The index features a group of 100 of the largest companies listed on the London stock market. While size alone is not an indicator of quality, in broad terms, I think a business that is able to survive for decades and achieve a large market capitalisation often has demonstrated commercial strength.
No matter how good a business might be though, it can always run into unforeseen difficulties. That is why I would diversify my investment, by putting £600 into each of five FTSE 100 shares.
Choosing the shares
I would focus on buying shares in firms I expect could do well in coming years, thanks to strong customer demand and a competitive advantage. So what five companies would I buy into under this plan?
First is Vodafone. I recently invested in the telecoms giant, which currently offers an 8.4% dividend yield. I think its large installed base is a key asset, though a chunky debt pile puts future dividends at risk.
Next would be another of my current holdings, British American Tobacco. It has built a successful global business around brands including Lucky Strike. But declining cigarette sales could hurt revenues and profits, though the firm is growing its non-cigarette income streams aggressively. The shares yield 7%.

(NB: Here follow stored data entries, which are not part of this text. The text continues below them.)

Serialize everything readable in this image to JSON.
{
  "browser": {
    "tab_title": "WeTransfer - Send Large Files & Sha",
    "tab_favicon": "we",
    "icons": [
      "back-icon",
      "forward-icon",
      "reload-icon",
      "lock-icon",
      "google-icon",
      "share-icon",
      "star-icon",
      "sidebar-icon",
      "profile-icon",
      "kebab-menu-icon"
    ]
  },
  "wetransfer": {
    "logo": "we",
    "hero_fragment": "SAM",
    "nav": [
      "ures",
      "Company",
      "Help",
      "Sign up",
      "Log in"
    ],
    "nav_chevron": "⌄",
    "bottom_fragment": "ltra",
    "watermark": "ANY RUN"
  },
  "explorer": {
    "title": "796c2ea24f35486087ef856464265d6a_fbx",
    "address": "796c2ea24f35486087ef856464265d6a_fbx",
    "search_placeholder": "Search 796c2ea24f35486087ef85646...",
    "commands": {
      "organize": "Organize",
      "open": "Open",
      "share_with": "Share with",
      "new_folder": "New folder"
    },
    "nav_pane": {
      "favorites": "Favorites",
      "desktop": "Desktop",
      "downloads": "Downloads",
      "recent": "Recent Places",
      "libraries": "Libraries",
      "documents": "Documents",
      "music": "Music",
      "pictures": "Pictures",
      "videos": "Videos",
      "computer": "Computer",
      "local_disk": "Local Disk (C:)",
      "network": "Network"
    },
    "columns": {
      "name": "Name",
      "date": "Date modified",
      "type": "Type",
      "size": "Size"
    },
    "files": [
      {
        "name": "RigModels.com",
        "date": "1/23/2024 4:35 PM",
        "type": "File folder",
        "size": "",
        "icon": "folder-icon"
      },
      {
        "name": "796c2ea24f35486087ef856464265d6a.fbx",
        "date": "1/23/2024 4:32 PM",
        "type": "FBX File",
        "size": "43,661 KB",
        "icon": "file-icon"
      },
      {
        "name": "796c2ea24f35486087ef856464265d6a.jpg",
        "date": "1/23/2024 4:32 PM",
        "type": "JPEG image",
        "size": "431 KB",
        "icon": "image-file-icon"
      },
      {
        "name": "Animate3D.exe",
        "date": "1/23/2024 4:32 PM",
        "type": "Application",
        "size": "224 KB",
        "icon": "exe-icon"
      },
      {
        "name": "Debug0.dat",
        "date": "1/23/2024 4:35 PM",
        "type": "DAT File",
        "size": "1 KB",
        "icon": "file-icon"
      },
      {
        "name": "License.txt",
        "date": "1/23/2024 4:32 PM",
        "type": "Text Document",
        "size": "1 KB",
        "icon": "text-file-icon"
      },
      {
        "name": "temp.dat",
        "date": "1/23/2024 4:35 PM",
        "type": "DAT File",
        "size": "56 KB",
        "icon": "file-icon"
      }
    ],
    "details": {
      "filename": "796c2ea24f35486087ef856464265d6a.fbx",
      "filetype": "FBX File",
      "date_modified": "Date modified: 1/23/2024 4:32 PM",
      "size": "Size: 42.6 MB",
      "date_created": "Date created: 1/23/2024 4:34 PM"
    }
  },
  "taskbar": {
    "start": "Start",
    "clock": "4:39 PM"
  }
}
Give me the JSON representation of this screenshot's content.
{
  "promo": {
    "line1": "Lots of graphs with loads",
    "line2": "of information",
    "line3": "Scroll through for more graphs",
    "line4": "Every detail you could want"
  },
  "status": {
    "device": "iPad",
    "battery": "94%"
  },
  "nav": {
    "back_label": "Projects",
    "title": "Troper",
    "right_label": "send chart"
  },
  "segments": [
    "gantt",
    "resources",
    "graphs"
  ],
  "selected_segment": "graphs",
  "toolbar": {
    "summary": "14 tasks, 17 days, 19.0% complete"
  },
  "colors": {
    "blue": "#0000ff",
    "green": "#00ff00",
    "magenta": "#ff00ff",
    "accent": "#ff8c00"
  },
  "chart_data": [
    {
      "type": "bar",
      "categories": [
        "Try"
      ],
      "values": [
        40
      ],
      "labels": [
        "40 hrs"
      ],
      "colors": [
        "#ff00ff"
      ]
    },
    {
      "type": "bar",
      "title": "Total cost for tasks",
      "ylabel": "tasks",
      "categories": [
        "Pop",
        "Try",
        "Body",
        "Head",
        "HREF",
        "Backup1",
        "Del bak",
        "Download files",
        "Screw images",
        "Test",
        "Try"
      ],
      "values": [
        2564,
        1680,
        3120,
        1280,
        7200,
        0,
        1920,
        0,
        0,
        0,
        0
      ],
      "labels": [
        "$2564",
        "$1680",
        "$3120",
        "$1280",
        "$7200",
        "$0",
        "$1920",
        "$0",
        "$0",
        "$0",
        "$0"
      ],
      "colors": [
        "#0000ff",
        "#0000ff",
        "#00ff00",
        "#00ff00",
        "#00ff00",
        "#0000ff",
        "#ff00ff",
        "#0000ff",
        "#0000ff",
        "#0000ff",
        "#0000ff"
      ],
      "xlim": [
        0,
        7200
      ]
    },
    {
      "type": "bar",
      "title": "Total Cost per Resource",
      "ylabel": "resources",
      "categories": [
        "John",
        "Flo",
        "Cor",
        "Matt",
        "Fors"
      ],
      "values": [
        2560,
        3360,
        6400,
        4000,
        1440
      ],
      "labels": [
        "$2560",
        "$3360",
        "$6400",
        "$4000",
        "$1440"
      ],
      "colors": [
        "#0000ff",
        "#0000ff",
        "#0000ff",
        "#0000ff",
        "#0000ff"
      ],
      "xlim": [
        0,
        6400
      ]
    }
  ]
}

I would also buy into retailer Tesco, with its 4.7% yield. I see the supermarket giant as a fairly unexciting but, hopefully, solid choice. I think its large store network and economies of scale could help it benefit from resilient demand in the grocery market. Pricing competition could eat into profits though.
I would invest in insurer Legal & General. A harsh winter could push up claims settlement costs, hurting profits. But the company has long experience in a market with strong demand, in which its well-known brand helps it attract clients. The shares yield 7.1%.
The fifth and final choice for my portfolio of FTSE 100 dividend payers would be packaging company D S Smith. I expect continued strong demand for packaging due to buoyant digital commerce. This can help the company keep doing well, though higher pulp costs pose a risk to profits. The D S Smith dividend yield is 4.7%.
Buying my FTSE 100 portfolio
This is an illustration of how I could put £3,000 into well-known shares today. The average dividend yield would be 6.4%, which should give me a dividend income equivalent to just under £16 a month.
For now, without spare cash available to use on this plan, it will remain on the drawing board. But I am attracted to the idea of buying blue-chip FTSE 100 shares to help boost my passive income streams.